John Gregory

Archive for September, 2008

Not entirely innocent, are we?

In Current events, Politics on 25-Sep-2008 at 8:46 pm

While government leaders debate a Wall St. bail-out and everyone else decries the greedy bankers, some of the basis of this “crisis” can be discovered by looking in the mirror: see Hanson’s article in RCP.

Financial meltdown: What to do now?

In Current events on 20-Sep-2008 at 10:06 am

I like this article from NYT (Taking control of your financial risks) for advice on what people should be doing during the current financial market turmoil.

To summarize:

  • if you are not close to retirement: you have to stay in the stock/bond markets; maintaining a high percentage of your retirement holdings in cash or near-cash (i.e., money-market fund accounts) is too risky …
  • if you are close to retirement, you still need to keep your portfolio in stocks/bonds; if you are nervous about the future of capitalism or the markets near term performance, adjust your stock/bond – cash mix only slightly; don’t go whole hog into cash
  • if you are in retirement, focus on controlling what you can: your spending habits. Cut down on those expenses in support of your kids or grandchildren; stop eating out; cut back on some of the luxuries of your retirement years (if you have any)

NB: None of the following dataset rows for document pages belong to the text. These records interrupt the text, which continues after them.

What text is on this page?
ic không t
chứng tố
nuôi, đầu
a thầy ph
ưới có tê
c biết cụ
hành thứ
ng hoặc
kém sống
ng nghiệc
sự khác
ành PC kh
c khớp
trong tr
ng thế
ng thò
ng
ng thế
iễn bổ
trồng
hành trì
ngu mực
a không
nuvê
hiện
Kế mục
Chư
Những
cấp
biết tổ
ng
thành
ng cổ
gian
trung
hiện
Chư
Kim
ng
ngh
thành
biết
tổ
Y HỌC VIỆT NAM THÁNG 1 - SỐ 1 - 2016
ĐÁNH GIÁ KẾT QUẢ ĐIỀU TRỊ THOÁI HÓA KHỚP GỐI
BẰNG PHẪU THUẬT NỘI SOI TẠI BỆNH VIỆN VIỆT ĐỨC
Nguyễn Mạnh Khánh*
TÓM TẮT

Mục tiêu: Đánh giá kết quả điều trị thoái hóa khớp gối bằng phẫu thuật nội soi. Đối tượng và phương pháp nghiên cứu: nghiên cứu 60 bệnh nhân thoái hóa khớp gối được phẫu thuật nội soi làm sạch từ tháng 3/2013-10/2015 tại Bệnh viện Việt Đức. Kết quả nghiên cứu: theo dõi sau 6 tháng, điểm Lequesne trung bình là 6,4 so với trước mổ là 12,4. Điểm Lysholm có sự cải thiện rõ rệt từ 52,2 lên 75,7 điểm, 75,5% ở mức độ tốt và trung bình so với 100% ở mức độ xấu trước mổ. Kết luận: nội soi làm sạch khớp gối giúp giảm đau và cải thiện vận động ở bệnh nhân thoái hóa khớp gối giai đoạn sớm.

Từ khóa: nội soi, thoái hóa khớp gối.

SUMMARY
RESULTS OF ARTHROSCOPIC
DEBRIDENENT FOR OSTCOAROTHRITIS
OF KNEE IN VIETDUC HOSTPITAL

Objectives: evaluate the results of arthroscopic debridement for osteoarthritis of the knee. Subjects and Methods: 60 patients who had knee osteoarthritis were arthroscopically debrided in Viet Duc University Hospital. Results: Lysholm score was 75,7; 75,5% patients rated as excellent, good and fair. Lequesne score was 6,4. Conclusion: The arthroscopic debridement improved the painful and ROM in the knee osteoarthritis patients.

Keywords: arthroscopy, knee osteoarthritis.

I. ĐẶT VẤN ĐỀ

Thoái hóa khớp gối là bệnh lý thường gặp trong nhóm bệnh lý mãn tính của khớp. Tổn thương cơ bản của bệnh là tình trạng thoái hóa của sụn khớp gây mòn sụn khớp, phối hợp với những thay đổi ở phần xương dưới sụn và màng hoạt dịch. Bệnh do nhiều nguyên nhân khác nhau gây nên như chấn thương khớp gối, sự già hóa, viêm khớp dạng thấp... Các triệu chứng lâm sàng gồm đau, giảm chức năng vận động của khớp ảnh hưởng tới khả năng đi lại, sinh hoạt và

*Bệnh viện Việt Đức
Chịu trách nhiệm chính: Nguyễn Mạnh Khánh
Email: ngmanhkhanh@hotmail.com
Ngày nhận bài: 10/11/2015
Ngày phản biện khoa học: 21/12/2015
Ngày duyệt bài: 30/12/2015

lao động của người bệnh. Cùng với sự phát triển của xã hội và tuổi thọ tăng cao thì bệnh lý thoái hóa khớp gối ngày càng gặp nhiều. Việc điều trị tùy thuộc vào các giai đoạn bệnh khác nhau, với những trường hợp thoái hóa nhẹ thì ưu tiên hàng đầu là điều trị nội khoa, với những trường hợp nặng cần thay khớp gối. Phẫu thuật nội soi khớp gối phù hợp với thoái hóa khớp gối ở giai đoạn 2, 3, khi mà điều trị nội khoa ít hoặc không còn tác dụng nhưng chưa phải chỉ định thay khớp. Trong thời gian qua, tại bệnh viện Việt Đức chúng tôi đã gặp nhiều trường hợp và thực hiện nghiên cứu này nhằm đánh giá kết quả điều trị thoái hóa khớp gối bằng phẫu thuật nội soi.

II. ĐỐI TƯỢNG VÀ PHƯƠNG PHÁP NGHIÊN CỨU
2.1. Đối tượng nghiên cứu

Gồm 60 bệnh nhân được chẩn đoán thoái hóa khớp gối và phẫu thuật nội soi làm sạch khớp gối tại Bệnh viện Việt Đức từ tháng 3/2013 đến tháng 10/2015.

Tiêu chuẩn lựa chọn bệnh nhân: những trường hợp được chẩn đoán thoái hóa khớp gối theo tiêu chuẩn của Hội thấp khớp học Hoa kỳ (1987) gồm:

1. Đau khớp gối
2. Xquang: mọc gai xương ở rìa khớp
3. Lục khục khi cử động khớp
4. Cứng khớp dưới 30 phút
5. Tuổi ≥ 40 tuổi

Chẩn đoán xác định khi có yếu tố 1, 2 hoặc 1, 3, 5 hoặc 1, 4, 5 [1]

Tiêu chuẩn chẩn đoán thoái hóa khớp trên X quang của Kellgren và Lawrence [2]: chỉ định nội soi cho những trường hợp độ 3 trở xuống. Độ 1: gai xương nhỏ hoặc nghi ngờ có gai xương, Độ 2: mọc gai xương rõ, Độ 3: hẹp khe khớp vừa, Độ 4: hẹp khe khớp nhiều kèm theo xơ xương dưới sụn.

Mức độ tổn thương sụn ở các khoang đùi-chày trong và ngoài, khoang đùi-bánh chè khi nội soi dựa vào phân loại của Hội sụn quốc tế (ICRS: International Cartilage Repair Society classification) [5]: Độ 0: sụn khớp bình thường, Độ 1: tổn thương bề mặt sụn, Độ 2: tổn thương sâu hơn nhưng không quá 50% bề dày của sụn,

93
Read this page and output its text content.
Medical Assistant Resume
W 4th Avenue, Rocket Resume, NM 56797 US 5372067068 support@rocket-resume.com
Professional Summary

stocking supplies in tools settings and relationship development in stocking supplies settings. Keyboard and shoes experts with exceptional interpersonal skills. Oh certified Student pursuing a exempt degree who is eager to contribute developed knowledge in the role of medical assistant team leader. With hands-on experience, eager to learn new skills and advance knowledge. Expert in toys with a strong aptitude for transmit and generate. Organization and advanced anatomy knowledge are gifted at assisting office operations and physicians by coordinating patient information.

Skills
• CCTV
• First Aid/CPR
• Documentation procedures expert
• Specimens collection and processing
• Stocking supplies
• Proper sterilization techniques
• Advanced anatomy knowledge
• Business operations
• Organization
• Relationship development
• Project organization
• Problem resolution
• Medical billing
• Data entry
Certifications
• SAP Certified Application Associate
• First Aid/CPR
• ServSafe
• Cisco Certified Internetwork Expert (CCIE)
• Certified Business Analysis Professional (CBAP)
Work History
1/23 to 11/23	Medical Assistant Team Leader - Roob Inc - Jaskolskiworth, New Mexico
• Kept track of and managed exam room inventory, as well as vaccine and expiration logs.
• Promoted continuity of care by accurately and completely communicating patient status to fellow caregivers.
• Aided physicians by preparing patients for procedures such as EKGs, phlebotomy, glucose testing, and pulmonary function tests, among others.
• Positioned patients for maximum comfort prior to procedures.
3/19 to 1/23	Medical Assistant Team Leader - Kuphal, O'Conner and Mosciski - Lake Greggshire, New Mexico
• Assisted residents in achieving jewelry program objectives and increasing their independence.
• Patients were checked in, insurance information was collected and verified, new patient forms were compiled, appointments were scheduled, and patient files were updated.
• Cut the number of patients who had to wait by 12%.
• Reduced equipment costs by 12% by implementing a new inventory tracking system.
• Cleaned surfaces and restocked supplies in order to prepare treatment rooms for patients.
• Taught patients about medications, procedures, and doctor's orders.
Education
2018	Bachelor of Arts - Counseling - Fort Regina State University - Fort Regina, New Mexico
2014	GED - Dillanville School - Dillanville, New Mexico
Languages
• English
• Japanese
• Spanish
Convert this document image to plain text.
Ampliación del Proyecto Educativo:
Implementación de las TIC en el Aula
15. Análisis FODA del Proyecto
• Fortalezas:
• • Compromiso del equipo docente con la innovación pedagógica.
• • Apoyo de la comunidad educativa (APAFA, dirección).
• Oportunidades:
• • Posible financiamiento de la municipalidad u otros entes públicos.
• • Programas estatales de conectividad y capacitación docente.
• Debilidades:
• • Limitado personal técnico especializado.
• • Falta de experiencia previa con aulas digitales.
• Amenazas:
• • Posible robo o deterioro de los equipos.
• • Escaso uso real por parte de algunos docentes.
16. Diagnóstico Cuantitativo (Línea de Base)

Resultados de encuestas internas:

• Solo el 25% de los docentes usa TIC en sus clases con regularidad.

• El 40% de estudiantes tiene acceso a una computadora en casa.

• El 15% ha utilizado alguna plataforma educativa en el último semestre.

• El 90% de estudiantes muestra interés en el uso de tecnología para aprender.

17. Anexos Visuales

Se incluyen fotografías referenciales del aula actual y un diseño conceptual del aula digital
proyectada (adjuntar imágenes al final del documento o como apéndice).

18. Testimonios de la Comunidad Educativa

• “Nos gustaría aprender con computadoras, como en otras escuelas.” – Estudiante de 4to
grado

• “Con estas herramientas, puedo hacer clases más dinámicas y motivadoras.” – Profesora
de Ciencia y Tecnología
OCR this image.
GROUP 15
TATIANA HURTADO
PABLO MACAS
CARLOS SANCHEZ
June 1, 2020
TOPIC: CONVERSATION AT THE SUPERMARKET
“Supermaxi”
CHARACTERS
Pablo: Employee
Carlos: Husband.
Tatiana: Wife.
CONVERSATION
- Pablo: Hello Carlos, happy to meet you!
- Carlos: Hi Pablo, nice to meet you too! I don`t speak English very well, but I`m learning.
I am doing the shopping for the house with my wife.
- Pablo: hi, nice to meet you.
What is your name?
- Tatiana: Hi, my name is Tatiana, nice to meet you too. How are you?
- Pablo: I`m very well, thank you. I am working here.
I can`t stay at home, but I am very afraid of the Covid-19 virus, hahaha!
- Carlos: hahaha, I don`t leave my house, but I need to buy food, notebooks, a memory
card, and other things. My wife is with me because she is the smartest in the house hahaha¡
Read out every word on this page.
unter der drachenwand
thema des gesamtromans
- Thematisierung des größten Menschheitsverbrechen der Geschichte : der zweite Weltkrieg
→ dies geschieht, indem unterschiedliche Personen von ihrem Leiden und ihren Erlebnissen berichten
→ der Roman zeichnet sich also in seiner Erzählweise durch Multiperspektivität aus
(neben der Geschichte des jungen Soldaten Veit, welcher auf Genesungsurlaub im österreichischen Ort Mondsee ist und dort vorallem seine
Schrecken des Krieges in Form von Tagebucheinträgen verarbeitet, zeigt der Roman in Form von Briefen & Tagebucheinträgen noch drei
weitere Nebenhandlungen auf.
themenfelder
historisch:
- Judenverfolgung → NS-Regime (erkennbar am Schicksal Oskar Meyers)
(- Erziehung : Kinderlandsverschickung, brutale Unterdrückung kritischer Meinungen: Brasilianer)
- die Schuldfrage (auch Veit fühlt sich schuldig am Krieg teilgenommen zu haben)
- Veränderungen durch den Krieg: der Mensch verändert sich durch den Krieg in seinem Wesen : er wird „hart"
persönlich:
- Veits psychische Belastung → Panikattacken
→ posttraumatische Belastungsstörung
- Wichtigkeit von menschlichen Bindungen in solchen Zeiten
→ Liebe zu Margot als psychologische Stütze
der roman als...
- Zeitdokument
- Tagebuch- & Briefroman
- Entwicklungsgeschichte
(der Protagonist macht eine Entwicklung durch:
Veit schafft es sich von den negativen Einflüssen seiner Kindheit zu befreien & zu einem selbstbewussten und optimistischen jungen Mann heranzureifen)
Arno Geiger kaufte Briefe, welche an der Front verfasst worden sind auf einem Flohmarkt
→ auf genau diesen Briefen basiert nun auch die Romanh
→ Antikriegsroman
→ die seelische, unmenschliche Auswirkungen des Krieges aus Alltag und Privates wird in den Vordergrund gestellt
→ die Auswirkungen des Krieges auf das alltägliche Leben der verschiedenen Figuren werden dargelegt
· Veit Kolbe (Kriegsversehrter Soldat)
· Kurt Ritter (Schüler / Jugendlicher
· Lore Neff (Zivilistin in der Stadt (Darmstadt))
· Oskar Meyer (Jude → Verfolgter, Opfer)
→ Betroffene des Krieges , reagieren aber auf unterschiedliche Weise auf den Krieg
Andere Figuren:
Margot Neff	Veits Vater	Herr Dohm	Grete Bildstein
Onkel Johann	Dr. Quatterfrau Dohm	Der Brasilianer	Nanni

Hacking Palin’s email account

In Current events, Explorations, Politics on 18-Sep-2008 at 8:39 pm

The news yesterday that VP candidate Palin’s email account at yahoo was hacked got my attention quickly.  I was curious not about the information that was obtained (it was mundane) or the target (who cares?) but how someone got the data.  How does someone hack into a major email service provider?

It took a little surfing and digging but I got a possible true summary of what happened from a michelle malkin blog post where she may have received a communication from the hacker.  To confirm this story, one needs to understand the yahoo.com methodology for password re-setting (of which I am unfamiliar).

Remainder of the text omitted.